- Nigdy się nie odwoływałem do głosów żadnej partii, zawsze podkreślałem, że się odwołuję do mieszkańców i sądzę, że to rozsądek mieszkańców, rozeznanie, dokonania, które został zrobione, zadecydowały o takim wyniku - powiedział Majchrowski po ogłoszeniu sondażowych wyników.
Majchrowski pytany był - w kontekście oświadczenia kandydata PiS Andrzeja Dudy, który po porażce w pierwszej turze negatywnie ocenił kandydaturę Kracika, a decyzję w sprawie głosowania na Majchrowskiego pozostawił swoim wyborcom - o spekulacje, że jednym z wiceprezydentów Krakowa zostanie przedstawiciel PiS. - Jeszcze do mnie ta wiadomość nie dotarła - odpowiedział. Pytany, czy kolejna kadencja jest mu potrzebna po to, by kandydować na prezydenta Polski, przypomniał, że "taką propozycję miał w tych wyborach i nie wyraził zgody na kandydowanie". - Nie jestem zainteresowany, nie lubię się przeprowadzać poza Kraków i zamierzam tu cały czas być bez przenoszenia się do Warszawy - zapewnił.

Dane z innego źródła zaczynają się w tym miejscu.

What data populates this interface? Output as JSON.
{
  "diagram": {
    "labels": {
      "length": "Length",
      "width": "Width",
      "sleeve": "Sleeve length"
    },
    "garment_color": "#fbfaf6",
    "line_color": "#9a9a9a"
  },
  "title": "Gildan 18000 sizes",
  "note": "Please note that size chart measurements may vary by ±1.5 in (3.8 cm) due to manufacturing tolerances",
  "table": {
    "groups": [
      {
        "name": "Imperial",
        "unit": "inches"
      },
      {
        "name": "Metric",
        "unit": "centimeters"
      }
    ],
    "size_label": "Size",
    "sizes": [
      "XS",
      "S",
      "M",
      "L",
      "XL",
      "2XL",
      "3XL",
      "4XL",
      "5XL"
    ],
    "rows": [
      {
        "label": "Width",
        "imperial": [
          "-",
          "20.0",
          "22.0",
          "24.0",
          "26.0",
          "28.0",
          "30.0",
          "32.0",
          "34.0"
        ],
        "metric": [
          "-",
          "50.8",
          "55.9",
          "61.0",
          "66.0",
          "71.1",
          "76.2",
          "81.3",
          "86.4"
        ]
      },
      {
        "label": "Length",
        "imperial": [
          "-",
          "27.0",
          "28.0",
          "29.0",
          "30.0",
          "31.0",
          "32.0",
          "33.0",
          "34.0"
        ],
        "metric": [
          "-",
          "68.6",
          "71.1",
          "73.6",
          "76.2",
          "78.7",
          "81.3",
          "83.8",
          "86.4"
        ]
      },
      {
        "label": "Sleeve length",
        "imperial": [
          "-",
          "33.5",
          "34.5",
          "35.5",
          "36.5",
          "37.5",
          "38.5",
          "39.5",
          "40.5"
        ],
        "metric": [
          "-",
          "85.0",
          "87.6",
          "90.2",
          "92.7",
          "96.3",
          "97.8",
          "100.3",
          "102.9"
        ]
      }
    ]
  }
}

Z kolei Kracik podkreślił, że decyzję wyborców przyjmuje "z uszanowaniem i pokorą". - 40 procent to wynik lepszy niż osiągnęła PO w Krakowie, więc na pewno nie zawiodłem PO, która mnie popierała, to dla mnie bardzo istotne - powiedział, komentując sondażowe wyniki II tury wyborów w Krakowie. Pytany, jak będzie po wyborach wyglądała współpraca między nim - wojewodą małopolskim, a Majchrowskim, odparł: - Wojewoda ma swoje obowiązki, prezydent ma swoje obowiązki, poruszmy się w granicach prawa i wszystko, co Krakowowi służy, tak jak służy Małopolsce, jest załatwiane w terminie, rzetelnie i z całym entuzjazmem.